Wednesday, June 19, 2019

The Power of Others notes

How to Survive a Crowd Emergency:

  1. Remember that your natural response to an emergency is likely to be shock and bewilderment and that this can cause you to freeze. Do your best to override this: engage your brain and look for a way out.
  2. Co-operate with those around you, don’t compete with them. Altruistic behavior is very common during disasters and will increase your chances of survival.
  3. Rehearse an exit strategy in your head beforehand. You should do this whenever you enter an unfamiliar place or situation. You’ll be less likely to dawdle when something goes wrong if you’ve mentally gone through the motions.

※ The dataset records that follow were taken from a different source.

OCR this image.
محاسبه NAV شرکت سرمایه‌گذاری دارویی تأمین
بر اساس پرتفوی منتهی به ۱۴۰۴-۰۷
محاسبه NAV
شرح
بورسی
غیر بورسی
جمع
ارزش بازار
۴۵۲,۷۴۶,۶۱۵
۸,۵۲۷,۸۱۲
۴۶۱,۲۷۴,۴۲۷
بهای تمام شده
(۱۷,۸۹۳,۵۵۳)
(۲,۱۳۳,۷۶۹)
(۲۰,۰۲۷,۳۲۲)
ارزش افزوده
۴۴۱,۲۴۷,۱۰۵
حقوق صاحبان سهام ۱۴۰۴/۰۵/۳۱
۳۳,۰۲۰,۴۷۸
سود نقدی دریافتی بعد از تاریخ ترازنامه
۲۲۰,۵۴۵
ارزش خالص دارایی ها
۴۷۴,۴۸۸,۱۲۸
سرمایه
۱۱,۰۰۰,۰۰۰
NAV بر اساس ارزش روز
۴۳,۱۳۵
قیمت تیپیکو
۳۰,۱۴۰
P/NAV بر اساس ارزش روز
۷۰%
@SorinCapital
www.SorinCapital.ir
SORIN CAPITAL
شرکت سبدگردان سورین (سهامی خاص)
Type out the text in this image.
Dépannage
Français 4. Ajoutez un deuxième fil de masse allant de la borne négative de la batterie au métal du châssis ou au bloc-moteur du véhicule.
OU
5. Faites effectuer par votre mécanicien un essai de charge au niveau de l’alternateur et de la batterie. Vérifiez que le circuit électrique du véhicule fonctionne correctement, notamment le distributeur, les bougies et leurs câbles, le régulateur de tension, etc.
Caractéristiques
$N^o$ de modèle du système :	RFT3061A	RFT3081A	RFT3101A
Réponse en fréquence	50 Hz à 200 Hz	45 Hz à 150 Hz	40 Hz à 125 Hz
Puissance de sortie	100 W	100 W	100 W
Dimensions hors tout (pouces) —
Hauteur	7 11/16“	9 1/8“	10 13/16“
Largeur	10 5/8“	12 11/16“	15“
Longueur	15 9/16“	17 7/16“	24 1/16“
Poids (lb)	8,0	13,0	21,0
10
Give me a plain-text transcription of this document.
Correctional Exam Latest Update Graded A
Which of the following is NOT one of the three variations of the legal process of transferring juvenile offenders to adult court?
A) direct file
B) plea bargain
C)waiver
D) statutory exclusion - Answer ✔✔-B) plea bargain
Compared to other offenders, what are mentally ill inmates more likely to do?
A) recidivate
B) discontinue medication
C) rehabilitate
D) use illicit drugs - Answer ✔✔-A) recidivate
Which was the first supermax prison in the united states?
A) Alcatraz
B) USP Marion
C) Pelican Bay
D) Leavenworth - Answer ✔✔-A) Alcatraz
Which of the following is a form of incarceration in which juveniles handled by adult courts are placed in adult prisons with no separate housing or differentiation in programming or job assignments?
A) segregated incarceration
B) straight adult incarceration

How to Avoid Groupthink in Your Organization:

  1. An illusion of invulnerability, shared by most or all members, which creates excessive optimism and encourages taking extreme risks.
  2. An unquestioned belief in the group's inherent morality.
  3. A collective effort to discount warnings or any information that might force members to reconsider their assumptions.
  4. Stereotyped views of enemy leaders as too evil to warrant genuine attempts to negotiate.
  5. An inclination among members to self-censor any doubts they have about the apparent group consensus.
  6. A shared illusion of unanimity over judgments that conform to the majority view, either due to self-censorship over a false assumption that silence means consent.
  7. Direct pressure on any member who expresses strong arguments against any of the group's commitments.
  8. The emergence of self-appointed 'mind-guards' who take it upon themselves to protect the group from adverse information.

Source: The Power of Others: Peer Pressure, Groupthink, and How the People Around Us Shape Everything We Do (2015) by Michael Bond.

Organizations can be political too. And groupthink can affect them as well. For instance, thinking that socialism more moral (or even perfect) than the free-market system. Or not believing any data that contradicts man-made global warming. Scientific community once thought the sun revolved around the earth. That was a kind of groupthink. Science is not up to a vote. Not negotiating with republican House or Senate leaders because you think they are racist, bigots, etc. Even direct pressure against any member who doesn’t follow in line with all the progressive policies like thinking President Trump is guilty of colluding. Or being a proponent of Israel. Ask Joe Lieberman what I am talking about. Or Alan Dershowitz.